Nada más llegar a su casa el agua empezó a entrar y en unos minutos llegaba a mis rodillas. Mi madre temblaba y lloraba. Tuve que arrastrarla por la escalera interior mientras gritaba: —Déjame, ha llegado mi hora, ¡quiero morir! A duras penas llegamos a la primera planta. Una estancia abandonada por la falta de uso nos acogía y quizá nos diera otra oportunidad de vivir.
Las horas pasaban y el agua invadía también el primer piso. Subí a mi madre a una mesa que había para evitar que se mojara aún más y la arropé con unas viejas mantas.
Una noche eterna en la que, tras la lluvia, torrentes de agua arrasaban sin piedad. Una noche oscura, tétrica y angustiosa. Sin móvil, sin agua, sin medicamentos. Miraba con disimulo la expresión desesperada de mi madre mientras pasaban las horas más largas y duras de mi vida.
Y tras la noche nos sobrecogió una mañana de desolación, ruina y caos. Mi cuerpo se llenó de una melancolía aterradora.
El devastador torrente de agua había dejado delante de la casa coches, mobiliario y árboles que levantaban un muro infranqueable. Estábamos atrapados. No podríamos salir. Lloré en una esquina. Si no sucedía un milagro mi madre moriría.
Y de pronto, oí un ruido de silbato. Alguien estaba en la calle. Al asomarme vi una patrulla. Un grupo enorme de chicos jóvenes pertrechados con cepillos, escobas, palas y una mochila al hombro.
Al verme gritaron: —Hola, ¿cuántos sois? —Dos. Estoy con mi madre que está impedida.
Uno de ellos dijo: —Os quedáis vosotros. Luego nos vemos. ¡Suerte!
E inmediatamente gritaron: —¿Tienes una cuerda o sábana? Así podemos atar botellas de agua y algo de comida que traemos para vosotros.
Mi madre preguntó: —¿Quién anda ahí? —Son unos ángeles, mamá. Han venido a salvarnos.
Una chica dijo: —Retiramos lo que hay en la puerta y entonces podrás venir a ayudarnos.
—Empuja, decía uno. —Imposible, tenemos que empujar todos al tiempo, contestó otro. Y durante más de cuatro horas retiraron lo que había hasta dejar liberada la entrada. Desde el marco de la puerta les ayudé a retirar el último escollo.
Entonces, con lágrimas en los ojos les abracé. Mi emoción había crecido durante esas horas al verlos luchar por nosotros. Nunca hasta entonces había dado abrazos más sentidos. No los conocía. Jamás había oído hablar de ellos, pero eran los héroes con los que había soñado desde niño. No he tenido hijos, pero por primera vez sentí deseos de haberlos tenido.

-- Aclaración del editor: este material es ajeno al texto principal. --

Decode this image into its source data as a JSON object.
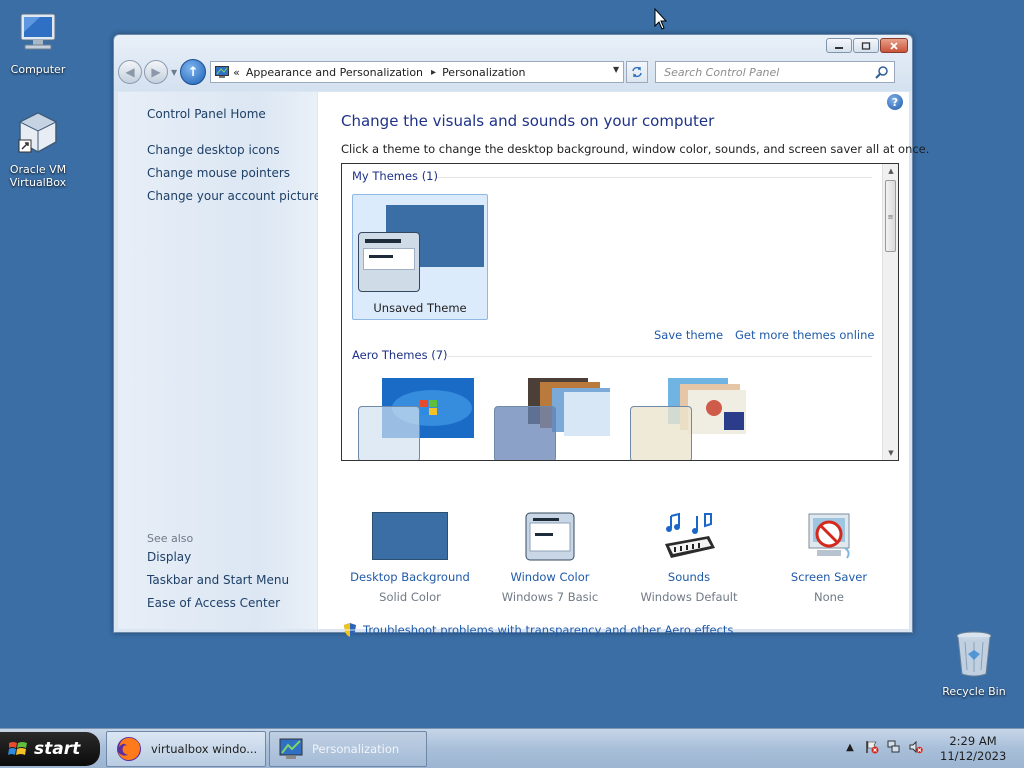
{
  "desktop": {
    "icons": [
      {
        "label": "Computer"
      },
      {
        "label": "Oracle VM\nVirtualBox",
        "line1": "Oracle VM",
        "line2": "VirtualBox"
      },
      {
        "label": "Recycle Bin"
      }
    ]
  },
  "window": {
    "address": {
      "breadcrumb": [
        "Appearance and Personalization",
        "Personalization"
      ],
      "overflow": "«"
    },
    "search": {
      "placeholder": "Search Control Panel"
    },
    "left_pane": {
      "home": "Control Panel Home",
      "links": [
        "Change desktop icons",
        "Change mouse pointers",
        "Change your account picture"
      ],
      "see_also_title": "See also",
      "see_also": [
        "Display",
        "Taskbar and Start Menu",
        "Ease of Access Center"
      ]
    },
    "main": {
      "heading": "Change the visuals and sounds on your computer",
      "subtext": "Click a theme to change the desktop background, window color, sounds, and screen saver all at once.",
      "my_themes_label": "My Themes (1)",
      "selected_theme": "Unsaved Theme",
      "save_theme": "Save theme",
      "get_more": "Get more themes online",
      "aero_themes_label": "Aero Themes (7)",
      "bottom_items": [
        {
          "title": "Desktop Background",
          "sub": "Solid Color"
        },
        {
          "title": "Window Color",
          "sub": "Windows 7 Basic"
        },
        {
          "title": "Sounds",
          "sub": "Windows Default"
        },
        {
          "title": "Screen Saver",
          "sub": "None"
        }
      ],
      "troubleshoot": "Troubleshoot problems with transparency and other Aero effects"
    }
  },
  "taskbar": {
    "start": "start",
    "tasks": [
      {
        "label": "virtualbox windo..."
      },
      {
        "label": "Personalization"
      }
    ],
    "clock": {
      "time": "2:29 AM",
      "date": "11/12/2023"
    }
  },
  "colors": {
    "desktop": "#3a6ea5",
    "link": "#1f5aa8",
    "heading": "#1e3287"
  }
}
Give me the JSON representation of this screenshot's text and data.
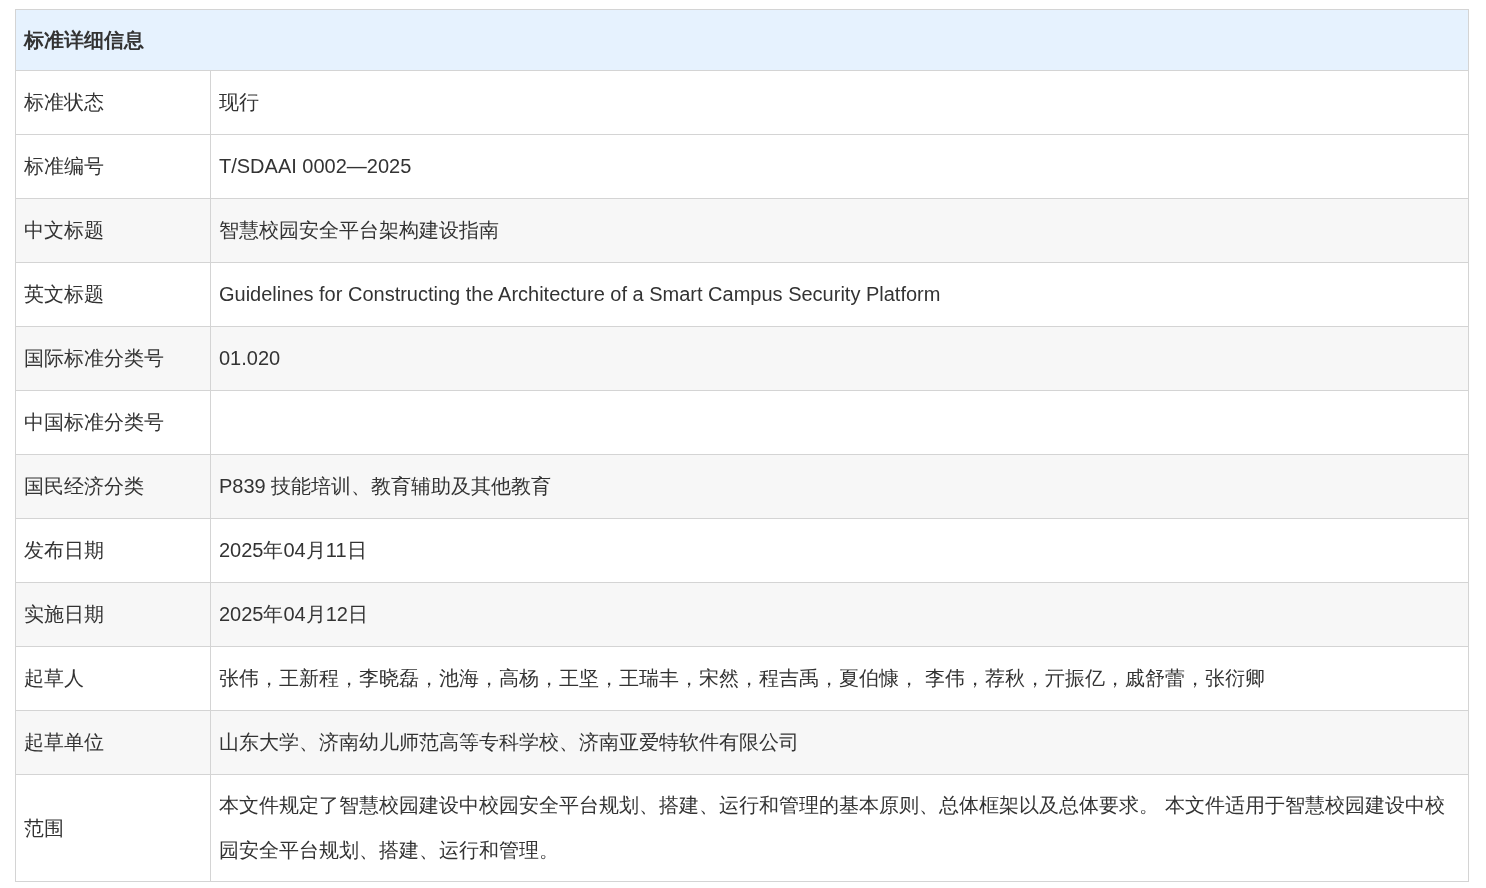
{
  "table": {
    "title": "标准详细信息",
    "rows": [
      {
        "label": "标准状态",
        "value": "现行"
      },
      {
        "label": "标准编号",
        "value": "T/SDAAI 0002—2025"
      },
      {
        "label": "中文标题",
        "value": "智慧校园安全平台架构建设指南"
      },
      {
        "label": "英文标题",
        "value": "Guidelines for Constructing the Architecture of a Smart Campus Security Platform"
      },
      {
        "label": "国际标准分类号",
        "value": "01.020"
      },
      {
        "label": "中国标准分类号"
      },
      {
        "label": "国民经济分类",
        "value": "P839 技能培训、教育辅助及其他教育"
      },
      {
        "label": "发布日期",
        "value": "2025年04月11日"
      },
      {
        "label": "实施日期",
        "value": "2025年04月12日"
      },
      {
        "label": "起草人",
        "value": "张伟，王新程，李晓磊，池海，高杨，王坚，王瑞丰，宋然，程吉禹，夏伯慷， 李伟，荐秋，亓振亿，戚舒蕾，张衍卿"
      },
      {
        "label": "起草单位",
        "value": "山东大学、济南幼儿师范高等专科学校、济南亚爱特软件有限公司"
      },
      {
        "label": "范围",
        "value": "本文件规定了智慧校园建设中校园安全平台规划、搭建、运行和管理的基本原则、总体框架以及总体要求。 本文件适用于智慧校园建设中校园安全平台规划、搭建、运行和管理。"
      }
    ]
  }
}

Trabajaban sin parar. Vaciaban la casa. Sacaban todos los muebles, enseres rotos e inservibles. No borraron la alegría de sus rostros, la misma que les había conducido hasta nosotros para ayudarnos.
Desde la primera planta se oían los llantos de mi madre. Y, siempre había alguno que interrumpía su trabajo y subía a la planta de arriba. —Hola, me llamo Mireia, dijo una de las estudiantes. Deme un abrazo. ¡Está viva! Me alegro de conocerla. Y, tras el abrazo, volvía a la tarea.
La presencia de los ángeles se sentía con más fuerza. Su estampa inundó una casa destruida. Un desastre, una calamidad, un cataclismo que palidecía con sus esfuerzos denodados, con su jovialidad y entusiasmo. Los muebles rotos y enseres inútiles que flotaban los amontonaron fuera, ordenados a derecha e izquierda de lo que un día había sido la puerta de entrada de un hogar. Con vitalidad, fuerza y energía trabajaban sin parar. Llevaban seis horas y no desfallecían. Vaciaron la cocina y siguieron con el cuarto de estar en donde no había más que desechos. Restos de una mesa, sillones estropeados, el sofá destrozado. La televisión rota. Del comedor solo quedaban dos sillas desvencijadas.
Y se tomaban un respiro subiendo a la planta de arriba. Ahora era Jano: —¿Cómo se llama? —Ernestina, y tengo 70 años. —Ernestina, ¡cómo me hubiera gustado que fuera mi abuela! Solo conocí a una de ellas, pero murió cuando tenía cuatro años. Me esfuerzo en recordarla, pero no lo consigo. Antes de irme me gustaría darle un abrazo. —No, Jano, por favor. ¡Dámelo ahora! También a mí me hubiera gustado que fueras mi nieto. De hoy en adelante lo serás en mi corazón. Me siento tan orgullosa de todos vosotros. Gracias. Gracias a todos. Sois unos ángeles.
A las tres de la tarde volvió a sonar otro silbato. Otros chicos venían con un carro con comida: caldos calientes, agua y bocadillos.
Cuando anocheció nos quedamos solos con unas mantas limpias en el primer piso. Repasé todo lo ocurrido. Las trágicas tarde y noche, pero sobre todo la luz incandescente que había inundado nuestros corazones tras el amanecer.
Nuestros héroes achicaron el agua. Limpiaron nuestras ruinas, pero, sobre todo, expulsaron el miedo, la pena y la angustia instalada en la casa. Un día lleno de admiración, reconocimiento y profundo agradecimiento a unos jóvenes rabiosamente generosos.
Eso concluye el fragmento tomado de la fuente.